The main problem we face here is to learn to use tools installed on our laptop while it is not really the path we recommend for processing large amount of data. I have been thinking working on a lesson using google cloud or Amazon cloud.

DamienIrving commented 6 years ago

Thanks, @annefou. I wasn't aware of the issue with cdo on windows. I notice that conda-forge doesn't have a cdo package for windows at all, not even for the very old version: https://anaconda.org/search?q=cdo

I agree regarding the laptop issue - we spend all this time trying to figure out work-arounds for people on windows laptops, but the reality is that very few (if any) people in the atmosphere and ocean sciences actually do their real work on a windows machine. (As evidenced by the fact that cdo - one of the most popular tools in the field - doesn't even work on windows).

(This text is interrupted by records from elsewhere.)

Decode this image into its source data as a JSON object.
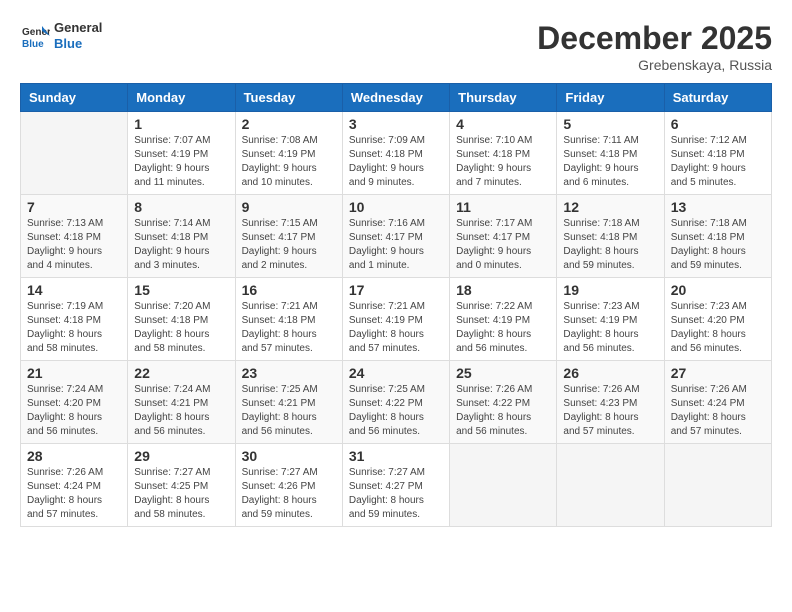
{
  "logo": {
    "general": "General",
    "blue": "Blue"
  },
  "title": "December 2025",
  "subtitle": "Grebenskaya, Russia",
  "days_of_week": [
    "Sunday",
    "Monday",
    "Tuesday",
    "Wednesday",
    "Thursday",
    "Friday",
    "Saturday"
  ],
  "weeks": [
    [
      {
        "day": "",
        "info": ""
      },
      {
        "day": "1",
        "info": "Sunrise: 7:07 AM\nSunset: 4:19 PM\nDaylight: 9 hours\nand 11 minutes."
      },
      {
        "day": "2",
        "info": "Sunrise: 7:08 AM\nSunset: 4:19 PM\nDaylight: 9 hours\nand 10 minutes."
      },
      {
        "day": "3",
        "info": "Sunrise: 7:09 AM\nSunset: 4:18 PM\nDaylight: 9 hours\nand 9 minutes."
      },
      {
        "day": "4",
        "info": "Sunrise: 7:10 AM\nSunset: 4:18 PM\nDaylight: 9 hours\nand 7 minutes."
      },
      {
        "day": "5",
        "info": "Sunrise: 7:11 AM\nSunset: 4:18 PM\nDaylight: 9 hours\nand 6 minutes."
      },
      {
        "day": "6",
        "info": "Sunrise: 7:12 AM\nSunset: 4:18 PM\nDaylight: 9 hours\nand 5 minutes."
      }
    ],
    [
      {
        "day": "7",
        "info": "Sunrise: 7:13 AM\nSunset: 4:18 PM\nDaylight: 9 hours\nand 4 minutes."
      },
      {
        "day": "8",
        "info": "Sunrise: 7:14 AM\nSunset: 4:18 PM\nDaylight: 9 hours\nand 3 minutes."
      },
      {
        "day": "9",
        "info": "Sunrise: 7:15 AM\nSunset: 4:17 PM\nDaylight: 9 hours\nand 2 minutes."
      },
      {
        "day": "10",
        "info": "Sunrise: 7:16 AM\nSunset: 4:17 PM\nDaylight: 9 hours\nand 1 minute."
      },
      {
        "day": "11",
        "info": "Sunrise: 7:17 AM\nSunset: 4:17 PM\nDaylight: 9 hours\nand 0 minutes."
      },
      {
        "day": "12",
        "info": "Sunrise: 7:18 AM\nSunset: 4:18 PM\nDaylight: 8 hours\nand 59 minutes."
      },
      {
        "day": "13",
        "info": "Sunrise: 7:18 AM\nSunset: 4:18 PM\nDaylight: 8 hours\nand 59 minutes."
      }
    ],
    [
      {
        "day": "14",
        "info": "Sunrise: 7:19 AM\nSunset: 4:18 PM\nDaylight: 8 hours\nand 58 minutes."
      },
      {
        "day": "15",
        "info": "Sunrise: 7:20 AM\nSunset: 4:18 PM\nDaylight: 8 hours\nand 58 minutes."
      },
      {
        "day": "16",
        "info": "Sunrise: 7:21 AM\nSunset: 4:18 PM\nDaylight: 8 hours\nand 57 minutes."
      },
      {
        "day": "17",
        "info": "Sunrise: 7:21 AM\nSunset: 4:19 PM\nDaylight: 8 hours\nand 57 minutes."
      },
      {
        "day": "18",
        "info": "Sunrise: 7:22 AM\nSunset: 4:19 PM\nDaylight: 8 hours\nand 56 minutes."
      },
      {
        "day": "19",
        "info": "Sunrise: 7:23 AM\nSunset: 4:19 PM\nDaylight: 8 hours\nand 56 minutes."
      },
      {
        "day": "20",
        "info": "Sunrise: 7:23 AM\nSunset: 4:20 PM\nDaylight: 8 hours\nand 56 minutes."
      }
    ],
    [
      {
        "day": "21",
        "info": "Sunrise: 7:24 AM\nSunset: 4:20 PM\nDaylight: 8 hours\nand 56 minutes."
      },
      {
        "day": "22",
        "info": "Sunrise: 7:24 AM\nSunset: 4:21 PM\nDaylight: 8 hours\nand 56 minutes."
      },
      {
        "day": "23",
        "info": "Sunrise: 7:25 AM\nSunset: 4:21 PM\nDaylight: 8 hours\nand 56 minutes."
      },
      {
        "day": "24",
        "info": "Sunrise: 7:25 AM\nSunset: 4:22 PM\nDaylight: 8 hours\nand 56 minutes."
      },
      {
        "day": "25",
        "info": "Sunrise: 7:26 AM\nSunset: 4:22 PM\nDaylight: 8 hours\nand 56 minutes."
      },
      {
        "day": "26",
        "info": "Sunrise: 7:26 AM\nSunset: 4:23 PM\nDaylight: 8 hours\nand 57 minutes."
      },
      {
        "day": "27",
        "info": "Sunrise: 7:26 AM\nSunset: 4:24 PM\nDaylight: 8 hours\nand 57 minutes."
      }
    ],
    [
      {
        "day": "28",
        "info": "Sunrise: 7:26 AM\nSunset: 4:24 PM\nDaylight: 8 hours\nand 57 minutes."
      },
      {
        "day": "29",
        "info": "Sunrise: 7:27 AM\nSunset: 4:25 PM\nDaylight: 8 hours\nand 58 minutes."
      },
      {
        "day": "30",
        "info": "Sunrise: 7:27 AM\nSunset: 4:26 PM\nDaylight: 8 hours\nand 59 minutes."
      },
      {
        "day": "31",
        "info": "Sunrise: 7:27 AM\nSunset: 4:27 PM\nDaylight: 8 hours\nand 59 minutes."
      },
      {
        "day": "",
        "info": ""
      },
      {
        "day": "",
        "info": ""
      },
      {
        "day": "",
        "info": ""
      }
    ]
  ]
}
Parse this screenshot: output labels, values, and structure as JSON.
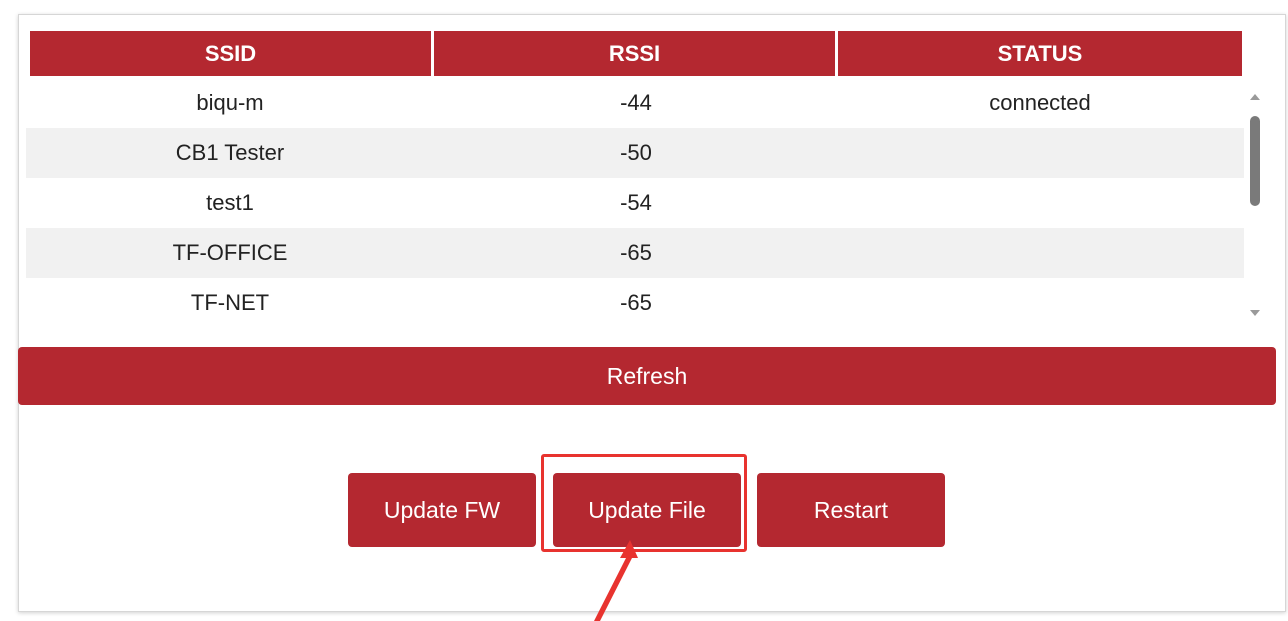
{
  "table": {
    "columns": [
      "SSID",
      "RSSI",
      "STATUS"
    ],
    "rows": [
      {
        "ssid": "biqu-m",
        "rssi": "-44",
        "status": "connected"
      },
      {
        "ssid": "CB1 Tester",
        "rssi": "-50",
        "status": ""
      },
      {
        "ssid": "test1",
        "rssi": "-54",
        "status": ""
      },
      {
        "ssid": "TF-OFFICE",
        "rssi": "-65",
        "status": ""
      },
      {
        "ssid": "TF-NET",
        "rssi": "-65",
        "status": ""
      }
    ]
  },
  "buttons": {
    "refresh": "Refresh",
    "update_fw": "Update FW",
    "update_file": "Update File",
    "restart": "Restart"
  },
  "colors": {
    "accent": "#b42830",
    "highlight": "#e8332f"
  },
  "icons": {
    "scroll_up": "chevron-up-icon",
    "scroll_down": "chevron-down-icon",
    "annotation": "arrow-icon"
  }
}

I wonder if the best solution is to have participants work in the environment that they actually do their work in? For most people, I'd imagine that would mean bringing along their laptop and ssh-ing into a remote (linux) machine at their home institution. This means we can be 100% sure that when they leave the workshop, they can apply what they've learned in their own work.

The great thing about conda is that you don't need admin access to install it - it's just a directory that you put somewhere on your system. If we have everyone install miniconda instead of the full anaconda installation (and use the command line for package management instead of the navigator), then we can be sure that the lessons will work for everyone (i.e. then we don't have to worry about X11 forwarding to get the navigator to work via ssh).